Há pelo menos uma geração de jovens espectadores, quase sempre consumidores regulares de downloads da Internet, que tem sido educada (e, sobretudo, deseducada) para julgar que o fantástico é, em cinema, uma consequência directa dos “efeitos especiais”. Assim se favorece uma visão maniqueísta centrada na exaltação do poder tecnológico de Hollywood que, na prática, nem sequer faz justiça à fascinante diversidade criativa, presente ou passada, do cinema americano.
Em tal contexto, o novo filme de Manoel de Oliveira, O Estranho Caso de Angélica, não pode deixar de surgir como um objecto fora de moda. Maravilhosamente fora de moda, acrescento eu, quanto mais não seja porque nele reeencontramos um gosto primitivo do cinema em que a possibilidade do fantástico não nasce de nenhum novo-riquismo técnico, enraizando-se antes na paixão pelas imagens como elementos de deliciosa potência mágica.
Vale a pena recordar o mistério central do filme. Tem a ver com a desconcertante experiência de Isaac (Ricardo Trêpa), a quem é pedido para fotografar a jovem Angélica (Pilar López de Ayala), recentemente falecida; ao contemplá-la no visor da sua Leica, o fotógrafo descobre a morta a sorrir-lhe... O fantástico instala-se nesse preciso instante, mas não porque o filme o anuncie com explosões e ruídos. Não esquecendo a lição original do cinema mudo, Oliveira sabe que o fantástico não resulta apenas, nem sobretudo, da situação que se filma. Em boa verdade, o fantástico é uma tendência (será uma perversão?) constitutiva da própria imagem. No limite, para Isaac, a Angélica que sorri “dentro” da sua máquina fotográfica é mais real que aquela que jaz, inerte, no canapé da sala.

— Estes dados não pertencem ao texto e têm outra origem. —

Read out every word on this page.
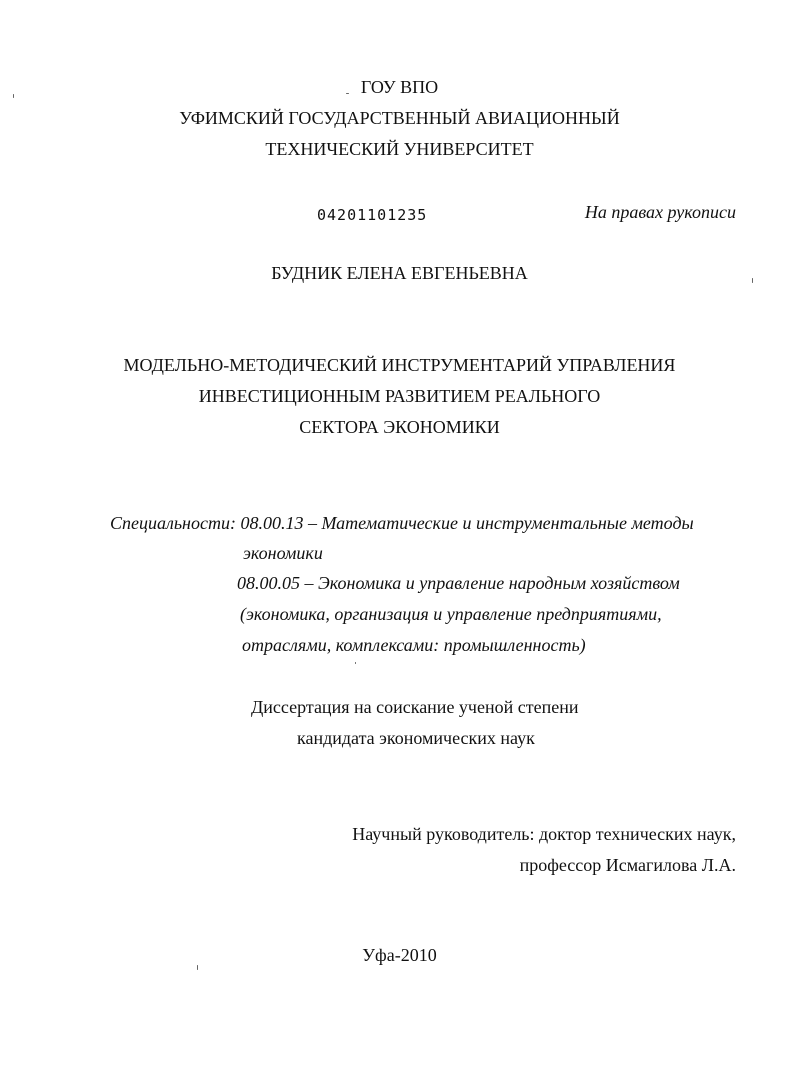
ГОУ ВПО
УФИМСКИЙ ГОСУДАРСТВЕННЫЙ АВИАЦИОННЫЙ
ТЕХНИЧЕСКИЙ УНИВЕРСИТЕТ
04201101235	На правах рукописи
БУДНИК ЕЛЕНА ЕВГЕНЬЕВНА
МОДЕЛЬНО-МЕТОДИЧЕСКИЙ ИНСТРУМЕНТАРИЙ УПРАВЛЕНИЯ
ИНВЕСТИЦИОННЫМ РАЗВИТИЕМ РЕАЛЬНОГО
СЕКТОРА ЭКОНОМИКИ
Специальности: 08.00.13 – Математические и инструментальные методы
экономики
08.00.05 – Экономика и управление народным хозяйством
(экономика, организация и управление предприятиями,
отраслями, комплексами: промышленность)
Диссертация на соискание ученой степени
кандидата экономических наук
Научный руководитель: доктор технических наук,
профессор Исмагилова Л.А.
Уфа-2010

Oliveira escreveu o argumento de O Estranho Caso de Angélica em 1954 (está publicado numa edição da Cinemateca Portuguesa, datada de 1988). Quer isto dizer que nunca desistiu da possibilidade da sua concretização, certamente por reconhecer no seu dispositivo a essência de toda uma peculiar visão artística das imagens, sejam elas fotográficas ou cinematográficas. Podemos, afinal, encontrar a manifestação dessa visão em momentos decisivos da filmografia do autor, incluindo Benilde ou a Virgem Mãe (1975), Os Canibais (1988), Viagem ao Princípio do Mundo (1997), Vou para Casa (2001) e Espelho Mágico (2005).
Apresentado no Festival de Cannes de 2010, O Estranho Caso de Angélica existe, em última instância, como um filme de resistência. E no sentido mais visceral que a palavra pode adquirir na dinâmica da arte e da cultura tal como, a certa altura, Jean-Luc Godard a definiu: a singularidade do gesto artístico, proclamando o seu desejo de magia, resiste à facilidade da normalização cultural (tal como todos os dias é favorecida pelo imaginário televisivo). O trabalho de Oliveira continua a ajudar-nos a acreditar nas imagens e na sua vocação transformadora.